The 3 worst mistakes you could make in a fight that could cost you your life
In an ideal world, you’ll never get involved in a street fight, but it’s always best to prepare for the worst, and that includes knowing not just what to do in a self-defense situation, but also what not to do.
In this video, Dr. Mark Phillips from the London Wing Chun Academy and ‘Fight Science’ YouTube channel breaks down what he believes to be the three worst mistakes that people commonly make in a street fight scenario.
1. Allowing Someone To Make The First Move
This is a tricky one, because if you’re a law-abiding citizen then you don’t want to get yourself in trouble by throwing the first punch.
At the same time, you have to balance that with the seemingly endless array of videos on YouTube that prove that the person who makes the first move often ends up winning, particularly if they catch their opponent off-guard with a sucker punch.
Essentially, the theory here appears to be to keep a pro-active mindset rather than a reactive one.
”It is not always about punching someone first, it is more the case of prevention and control,” Phillips states in an article accompanying the video. “You must gain control of the situation for your own personal safety and security. Be aware of the surroundings and never let someone have control over you in a fight.”
2. Assuming Your Attacker Will Move How You Expect
A bad habit that martial artists can pick up is assuming that people on the street will fight in the same way that they are used to seeing in the gym.
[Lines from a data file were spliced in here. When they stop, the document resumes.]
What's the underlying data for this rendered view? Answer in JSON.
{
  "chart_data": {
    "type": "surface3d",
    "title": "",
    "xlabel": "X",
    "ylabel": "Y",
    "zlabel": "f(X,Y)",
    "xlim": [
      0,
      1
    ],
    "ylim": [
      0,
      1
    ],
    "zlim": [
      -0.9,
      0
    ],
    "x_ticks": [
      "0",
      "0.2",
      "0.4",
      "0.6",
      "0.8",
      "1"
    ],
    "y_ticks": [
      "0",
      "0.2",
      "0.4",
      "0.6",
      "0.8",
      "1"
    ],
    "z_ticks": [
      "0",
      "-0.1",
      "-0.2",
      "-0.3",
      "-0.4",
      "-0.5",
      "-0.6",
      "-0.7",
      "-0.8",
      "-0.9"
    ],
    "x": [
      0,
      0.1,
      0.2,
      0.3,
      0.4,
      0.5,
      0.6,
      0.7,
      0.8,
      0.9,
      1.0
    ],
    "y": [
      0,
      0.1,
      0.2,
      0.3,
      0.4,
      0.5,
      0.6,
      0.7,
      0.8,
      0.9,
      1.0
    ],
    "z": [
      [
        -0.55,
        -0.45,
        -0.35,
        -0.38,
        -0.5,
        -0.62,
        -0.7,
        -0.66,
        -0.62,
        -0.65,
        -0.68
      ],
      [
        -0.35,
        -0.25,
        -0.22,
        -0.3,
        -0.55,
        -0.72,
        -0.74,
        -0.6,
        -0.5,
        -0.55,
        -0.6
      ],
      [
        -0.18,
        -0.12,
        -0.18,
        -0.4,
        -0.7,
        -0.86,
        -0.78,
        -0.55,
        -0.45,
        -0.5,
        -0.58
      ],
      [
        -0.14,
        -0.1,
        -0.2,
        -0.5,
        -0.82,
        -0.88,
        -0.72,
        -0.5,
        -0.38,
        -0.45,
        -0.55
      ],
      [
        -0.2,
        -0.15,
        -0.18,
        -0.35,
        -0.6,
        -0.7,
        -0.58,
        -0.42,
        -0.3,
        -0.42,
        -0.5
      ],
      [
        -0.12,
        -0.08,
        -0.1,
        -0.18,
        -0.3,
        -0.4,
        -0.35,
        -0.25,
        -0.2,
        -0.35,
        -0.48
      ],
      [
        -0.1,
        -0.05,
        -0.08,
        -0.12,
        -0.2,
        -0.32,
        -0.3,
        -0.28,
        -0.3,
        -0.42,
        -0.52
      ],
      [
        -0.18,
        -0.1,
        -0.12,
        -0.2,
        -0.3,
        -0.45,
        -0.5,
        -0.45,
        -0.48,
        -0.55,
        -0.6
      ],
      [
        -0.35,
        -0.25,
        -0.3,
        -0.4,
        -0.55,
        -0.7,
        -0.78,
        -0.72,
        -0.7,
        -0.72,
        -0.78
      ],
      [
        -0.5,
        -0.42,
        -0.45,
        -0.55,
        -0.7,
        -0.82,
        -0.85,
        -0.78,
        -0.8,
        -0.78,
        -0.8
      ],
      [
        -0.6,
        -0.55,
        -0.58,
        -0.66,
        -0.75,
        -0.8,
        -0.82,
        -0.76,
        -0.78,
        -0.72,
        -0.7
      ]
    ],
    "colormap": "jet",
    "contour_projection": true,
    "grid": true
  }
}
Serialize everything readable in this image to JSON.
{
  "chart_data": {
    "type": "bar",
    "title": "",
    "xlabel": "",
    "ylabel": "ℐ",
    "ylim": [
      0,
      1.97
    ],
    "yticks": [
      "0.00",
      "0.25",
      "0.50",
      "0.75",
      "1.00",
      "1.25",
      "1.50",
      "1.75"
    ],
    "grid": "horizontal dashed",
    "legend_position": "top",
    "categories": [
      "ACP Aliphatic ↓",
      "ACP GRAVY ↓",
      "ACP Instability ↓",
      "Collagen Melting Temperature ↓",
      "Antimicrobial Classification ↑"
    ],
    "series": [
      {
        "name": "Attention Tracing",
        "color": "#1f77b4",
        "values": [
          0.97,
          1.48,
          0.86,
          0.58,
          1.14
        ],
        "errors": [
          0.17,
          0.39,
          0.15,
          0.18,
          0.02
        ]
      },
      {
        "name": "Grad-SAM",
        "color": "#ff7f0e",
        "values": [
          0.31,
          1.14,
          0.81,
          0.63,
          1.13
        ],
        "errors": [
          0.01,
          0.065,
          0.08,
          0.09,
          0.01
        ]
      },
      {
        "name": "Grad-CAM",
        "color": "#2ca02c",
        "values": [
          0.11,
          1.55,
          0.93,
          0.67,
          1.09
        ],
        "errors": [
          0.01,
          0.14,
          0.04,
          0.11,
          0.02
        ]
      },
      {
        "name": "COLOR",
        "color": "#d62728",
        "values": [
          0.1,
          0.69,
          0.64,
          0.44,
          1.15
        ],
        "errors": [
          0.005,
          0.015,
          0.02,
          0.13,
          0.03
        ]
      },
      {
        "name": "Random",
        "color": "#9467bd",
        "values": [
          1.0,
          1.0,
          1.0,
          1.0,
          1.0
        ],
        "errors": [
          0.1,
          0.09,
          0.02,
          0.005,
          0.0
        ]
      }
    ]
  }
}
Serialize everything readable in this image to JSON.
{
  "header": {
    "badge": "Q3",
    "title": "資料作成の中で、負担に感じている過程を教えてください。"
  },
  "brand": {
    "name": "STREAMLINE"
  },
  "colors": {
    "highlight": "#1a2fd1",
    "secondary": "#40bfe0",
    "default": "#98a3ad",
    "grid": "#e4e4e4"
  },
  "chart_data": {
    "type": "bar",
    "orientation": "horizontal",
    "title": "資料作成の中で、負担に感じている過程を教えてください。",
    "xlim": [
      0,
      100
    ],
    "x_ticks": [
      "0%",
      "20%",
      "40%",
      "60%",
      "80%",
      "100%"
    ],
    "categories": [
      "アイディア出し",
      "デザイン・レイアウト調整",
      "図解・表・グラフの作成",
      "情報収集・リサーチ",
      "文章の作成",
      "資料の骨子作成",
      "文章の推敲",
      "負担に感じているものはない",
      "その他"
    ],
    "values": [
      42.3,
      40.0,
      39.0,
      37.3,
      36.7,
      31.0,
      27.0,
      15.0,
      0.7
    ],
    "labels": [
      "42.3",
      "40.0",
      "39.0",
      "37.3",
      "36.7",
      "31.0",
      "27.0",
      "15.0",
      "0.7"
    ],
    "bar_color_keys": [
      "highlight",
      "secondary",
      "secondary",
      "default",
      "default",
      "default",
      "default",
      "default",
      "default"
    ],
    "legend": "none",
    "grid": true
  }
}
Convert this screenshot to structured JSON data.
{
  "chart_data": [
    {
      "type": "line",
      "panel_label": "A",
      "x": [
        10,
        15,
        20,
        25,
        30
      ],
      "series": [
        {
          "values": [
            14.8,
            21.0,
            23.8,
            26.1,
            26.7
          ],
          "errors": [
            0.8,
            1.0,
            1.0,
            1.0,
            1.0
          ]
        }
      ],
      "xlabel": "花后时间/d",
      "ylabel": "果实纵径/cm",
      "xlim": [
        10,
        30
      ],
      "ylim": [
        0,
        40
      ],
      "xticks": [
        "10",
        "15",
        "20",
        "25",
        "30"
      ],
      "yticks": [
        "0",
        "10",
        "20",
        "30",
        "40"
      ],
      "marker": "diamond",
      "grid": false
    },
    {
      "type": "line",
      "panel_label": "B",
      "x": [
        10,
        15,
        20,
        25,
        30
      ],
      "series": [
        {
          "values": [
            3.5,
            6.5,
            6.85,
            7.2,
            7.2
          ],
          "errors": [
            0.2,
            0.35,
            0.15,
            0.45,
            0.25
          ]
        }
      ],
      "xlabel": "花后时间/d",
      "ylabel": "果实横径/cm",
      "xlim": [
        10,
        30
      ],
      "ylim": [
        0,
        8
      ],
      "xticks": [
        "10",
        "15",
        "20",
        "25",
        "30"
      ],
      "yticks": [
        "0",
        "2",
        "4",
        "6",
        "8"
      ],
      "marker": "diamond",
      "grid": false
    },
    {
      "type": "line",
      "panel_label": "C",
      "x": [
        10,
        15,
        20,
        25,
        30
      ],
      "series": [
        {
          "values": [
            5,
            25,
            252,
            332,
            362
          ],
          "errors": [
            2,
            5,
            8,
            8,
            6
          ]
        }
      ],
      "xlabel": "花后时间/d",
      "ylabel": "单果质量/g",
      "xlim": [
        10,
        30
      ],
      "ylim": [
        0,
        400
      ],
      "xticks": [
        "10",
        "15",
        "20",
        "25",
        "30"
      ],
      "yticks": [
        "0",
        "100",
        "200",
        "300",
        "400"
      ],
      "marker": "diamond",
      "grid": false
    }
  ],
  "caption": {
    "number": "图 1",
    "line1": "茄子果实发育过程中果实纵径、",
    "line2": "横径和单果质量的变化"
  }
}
While they may not have skill and technique, untrained fighters are dangerous because they are unpredictable and aren’t playing by the rules.
Therefore, it’s best to remain open-minded and not be too set in your ways or you risk getting caught out by a street fighter’s erratic movement and awkward angles.
Conversely, don’t assume that your attacker doesn’t know how to fight, as it’s entirely possible that they have some kind of martial arts training.
3. Not Thinking About Your Own Safety: Believing That You Won’t Get Hurt
Pride comes before a fall, and so believing that you’re untouchable and won’t get hurt is a critical error in a street-fight scenario.
This is a particular risk for people who do train in some aspect of martial arts and can lead to complacency, over-confidence, and in some cases result in being unprepared when things don’t go according to plan.
If you go into a fight expecting that you’ll get hit and hurt then you will be in a much better position mentally to cope with that adversity.